People with Hodgkin lymphoma have a high risk for various cardiovascular diseases for decades after their initial diagnosis, according to a retrospective cohort study.
After 35 or more years of treatment, they were four to six times more likely to have coronary heart disease (CHD) or heart failure compared with the general population. The 40-year cumulative incidence of cardiovascular diseases was 49.5 percent.
Lead researcher Frederika A. van Nimwegen, MSc, of the Department of Epidemiology at the Netherlands Cancer Institute in Amsterdam, and colleagues published their findings online in JAMA Internal Medicine on April 27.
Although more than 80 percent of people with Hodgkin lymphoma survive for 10 years or more, the researchers noted treatments for the disease are associated with adverse effects.
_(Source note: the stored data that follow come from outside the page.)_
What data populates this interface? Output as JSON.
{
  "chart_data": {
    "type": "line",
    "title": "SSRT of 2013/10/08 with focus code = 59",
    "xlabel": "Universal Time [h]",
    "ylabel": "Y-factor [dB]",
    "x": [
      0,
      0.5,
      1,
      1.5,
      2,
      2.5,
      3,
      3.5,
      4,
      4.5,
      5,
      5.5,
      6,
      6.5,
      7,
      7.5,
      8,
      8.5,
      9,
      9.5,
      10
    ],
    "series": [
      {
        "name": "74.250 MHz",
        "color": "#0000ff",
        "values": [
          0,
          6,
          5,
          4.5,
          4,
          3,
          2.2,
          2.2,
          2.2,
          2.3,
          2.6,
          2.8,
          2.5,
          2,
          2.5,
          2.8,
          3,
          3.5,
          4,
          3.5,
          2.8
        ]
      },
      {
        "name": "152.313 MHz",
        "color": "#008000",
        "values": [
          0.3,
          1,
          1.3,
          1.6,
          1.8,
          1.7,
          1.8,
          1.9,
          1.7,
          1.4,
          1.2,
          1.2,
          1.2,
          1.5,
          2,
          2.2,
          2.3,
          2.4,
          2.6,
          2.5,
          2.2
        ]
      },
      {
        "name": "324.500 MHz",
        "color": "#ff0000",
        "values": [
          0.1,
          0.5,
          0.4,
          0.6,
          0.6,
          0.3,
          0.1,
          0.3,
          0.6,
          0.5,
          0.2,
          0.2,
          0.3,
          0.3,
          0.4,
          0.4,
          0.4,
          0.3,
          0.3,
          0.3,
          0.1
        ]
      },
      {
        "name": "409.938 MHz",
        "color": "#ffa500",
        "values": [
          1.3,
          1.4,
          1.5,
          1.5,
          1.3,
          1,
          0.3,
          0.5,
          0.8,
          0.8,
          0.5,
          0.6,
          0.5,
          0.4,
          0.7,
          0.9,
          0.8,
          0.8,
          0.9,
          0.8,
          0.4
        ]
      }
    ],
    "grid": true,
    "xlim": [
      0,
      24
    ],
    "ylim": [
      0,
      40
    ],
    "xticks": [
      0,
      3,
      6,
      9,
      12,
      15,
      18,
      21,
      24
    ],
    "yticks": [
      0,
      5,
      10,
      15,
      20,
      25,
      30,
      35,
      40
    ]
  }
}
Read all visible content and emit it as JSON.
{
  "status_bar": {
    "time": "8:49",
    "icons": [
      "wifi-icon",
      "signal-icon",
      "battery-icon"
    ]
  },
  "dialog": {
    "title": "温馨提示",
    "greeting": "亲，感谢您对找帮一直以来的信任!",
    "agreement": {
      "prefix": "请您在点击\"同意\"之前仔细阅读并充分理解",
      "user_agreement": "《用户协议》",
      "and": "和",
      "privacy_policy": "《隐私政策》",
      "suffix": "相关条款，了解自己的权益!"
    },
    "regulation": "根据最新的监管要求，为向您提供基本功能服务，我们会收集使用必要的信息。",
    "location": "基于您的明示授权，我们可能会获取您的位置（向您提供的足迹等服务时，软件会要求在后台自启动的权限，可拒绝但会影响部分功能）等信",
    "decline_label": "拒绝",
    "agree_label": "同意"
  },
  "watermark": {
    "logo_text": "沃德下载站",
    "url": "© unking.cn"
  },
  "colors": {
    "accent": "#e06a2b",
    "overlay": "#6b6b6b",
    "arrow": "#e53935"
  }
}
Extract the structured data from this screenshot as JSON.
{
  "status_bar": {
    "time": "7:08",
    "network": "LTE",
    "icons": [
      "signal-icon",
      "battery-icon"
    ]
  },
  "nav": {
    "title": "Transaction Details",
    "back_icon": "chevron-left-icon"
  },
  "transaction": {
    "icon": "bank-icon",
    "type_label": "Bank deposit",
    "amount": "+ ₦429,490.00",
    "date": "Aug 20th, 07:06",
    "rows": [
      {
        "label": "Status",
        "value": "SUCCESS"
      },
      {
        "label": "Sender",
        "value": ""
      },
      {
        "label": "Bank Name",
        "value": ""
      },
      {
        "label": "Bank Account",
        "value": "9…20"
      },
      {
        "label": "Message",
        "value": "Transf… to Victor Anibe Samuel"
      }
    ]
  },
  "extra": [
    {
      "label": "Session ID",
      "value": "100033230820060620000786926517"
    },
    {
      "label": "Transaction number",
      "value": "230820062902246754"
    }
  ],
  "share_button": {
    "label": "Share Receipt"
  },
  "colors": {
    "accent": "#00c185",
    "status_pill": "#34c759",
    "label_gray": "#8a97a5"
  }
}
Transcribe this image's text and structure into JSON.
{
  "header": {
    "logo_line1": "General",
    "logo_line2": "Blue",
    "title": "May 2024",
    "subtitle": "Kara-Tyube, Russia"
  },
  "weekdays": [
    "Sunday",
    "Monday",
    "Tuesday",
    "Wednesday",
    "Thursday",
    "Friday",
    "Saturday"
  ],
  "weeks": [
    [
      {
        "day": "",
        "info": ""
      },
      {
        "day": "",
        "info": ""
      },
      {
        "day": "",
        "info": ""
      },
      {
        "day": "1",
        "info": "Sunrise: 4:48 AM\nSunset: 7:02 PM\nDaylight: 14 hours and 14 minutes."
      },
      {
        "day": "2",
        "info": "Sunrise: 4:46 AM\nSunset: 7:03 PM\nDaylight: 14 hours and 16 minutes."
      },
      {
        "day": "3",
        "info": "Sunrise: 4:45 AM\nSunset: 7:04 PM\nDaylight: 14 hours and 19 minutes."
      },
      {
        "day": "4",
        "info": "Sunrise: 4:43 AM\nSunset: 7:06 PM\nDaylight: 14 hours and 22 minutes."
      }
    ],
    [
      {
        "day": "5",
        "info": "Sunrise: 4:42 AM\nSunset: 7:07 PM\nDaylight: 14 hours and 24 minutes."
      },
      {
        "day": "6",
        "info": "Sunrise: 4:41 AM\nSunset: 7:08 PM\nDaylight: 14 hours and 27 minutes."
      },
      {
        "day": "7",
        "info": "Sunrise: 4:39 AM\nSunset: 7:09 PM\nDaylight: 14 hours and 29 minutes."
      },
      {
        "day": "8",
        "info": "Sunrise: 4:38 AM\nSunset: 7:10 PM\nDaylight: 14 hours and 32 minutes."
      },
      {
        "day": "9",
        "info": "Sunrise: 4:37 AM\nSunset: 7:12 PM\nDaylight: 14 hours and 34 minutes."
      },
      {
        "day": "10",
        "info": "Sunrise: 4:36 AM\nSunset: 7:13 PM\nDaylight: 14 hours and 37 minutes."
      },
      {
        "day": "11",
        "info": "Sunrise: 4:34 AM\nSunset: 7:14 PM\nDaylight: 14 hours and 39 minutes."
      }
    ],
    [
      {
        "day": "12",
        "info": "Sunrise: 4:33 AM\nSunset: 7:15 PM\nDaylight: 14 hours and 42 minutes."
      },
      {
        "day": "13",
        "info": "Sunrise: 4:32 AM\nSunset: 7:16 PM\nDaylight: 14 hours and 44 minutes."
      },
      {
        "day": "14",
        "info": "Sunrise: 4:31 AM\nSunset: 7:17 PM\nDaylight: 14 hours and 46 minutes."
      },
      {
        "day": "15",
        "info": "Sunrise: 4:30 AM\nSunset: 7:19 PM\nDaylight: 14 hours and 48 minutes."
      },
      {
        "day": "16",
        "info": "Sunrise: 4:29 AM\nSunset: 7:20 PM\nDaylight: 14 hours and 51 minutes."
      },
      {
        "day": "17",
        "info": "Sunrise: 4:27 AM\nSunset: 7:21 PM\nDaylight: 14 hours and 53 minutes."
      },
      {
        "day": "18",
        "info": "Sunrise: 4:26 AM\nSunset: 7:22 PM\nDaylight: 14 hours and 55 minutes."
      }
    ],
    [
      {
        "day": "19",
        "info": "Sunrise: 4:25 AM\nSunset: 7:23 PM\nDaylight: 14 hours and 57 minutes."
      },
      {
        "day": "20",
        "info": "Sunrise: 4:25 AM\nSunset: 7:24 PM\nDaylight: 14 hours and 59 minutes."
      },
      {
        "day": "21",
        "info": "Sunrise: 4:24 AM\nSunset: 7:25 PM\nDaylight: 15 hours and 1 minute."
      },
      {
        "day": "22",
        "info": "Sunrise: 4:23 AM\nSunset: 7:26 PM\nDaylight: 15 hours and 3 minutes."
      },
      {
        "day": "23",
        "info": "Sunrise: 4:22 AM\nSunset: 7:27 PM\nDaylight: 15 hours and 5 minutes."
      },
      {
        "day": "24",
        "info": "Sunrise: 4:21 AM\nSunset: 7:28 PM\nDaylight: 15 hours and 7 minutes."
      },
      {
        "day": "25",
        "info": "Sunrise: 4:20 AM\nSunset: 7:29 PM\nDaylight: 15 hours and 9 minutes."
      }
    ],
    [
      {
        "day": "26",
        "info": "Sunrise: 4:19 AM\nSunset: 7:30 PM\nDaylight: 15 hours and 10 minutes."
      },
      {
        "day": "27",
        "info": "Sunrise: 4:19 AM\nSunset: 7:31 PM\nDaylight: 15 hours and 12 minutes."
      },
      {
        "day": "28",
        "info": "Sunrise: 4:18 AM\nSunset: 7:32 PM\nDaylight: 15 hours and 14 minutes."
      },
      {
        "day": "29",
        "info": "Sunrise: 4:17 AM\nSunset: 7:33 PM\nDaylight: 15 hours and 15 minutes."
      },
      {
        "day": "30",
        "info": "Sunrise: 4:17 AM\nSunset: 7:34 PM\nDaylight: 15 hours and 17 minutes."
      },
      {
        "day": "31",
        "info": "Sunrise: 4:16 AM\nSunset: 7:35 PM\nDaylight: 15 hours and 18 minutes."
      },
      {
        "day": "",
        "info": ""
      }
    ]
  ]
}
This study included 2,524 patients treated for Hodgkin lymphoma in five Dutch university hospitals or cancer centers from Jan. 1, 1965 through Dec. 31, 1995. All patients had been diagnosed with Hodgkin lymphoma at younger than 51 years and had survived for at least five years. The median age of diagnosis was 27.3 years and 54.3 percent of patients were males.
After a median follow-up of 20.3 years, researchers found 1,713 cardiovascular events in 797 patients. More than half of the patients (51.4 percent) had two or more cardiovascular events. CHD was the most common cardiovascular disease and was followed by valvular heart disease (VHD) and heart failure.
Patients who received treatment before 25 years of age had the highest cumulative incidence of cardiovascular diseases.
The 40-year cumulative incidence of any cardiovascular disease was 54.6 percent for patients treated with mediastinal radiotherapy and 24.7 percent for patients not treated with mediastinal radiotherapy or anthracyclines.
In addition, the 40-year cumulative incidences for CHD and VHD as first events were 22.9 percent and 25.9 percent, respectively.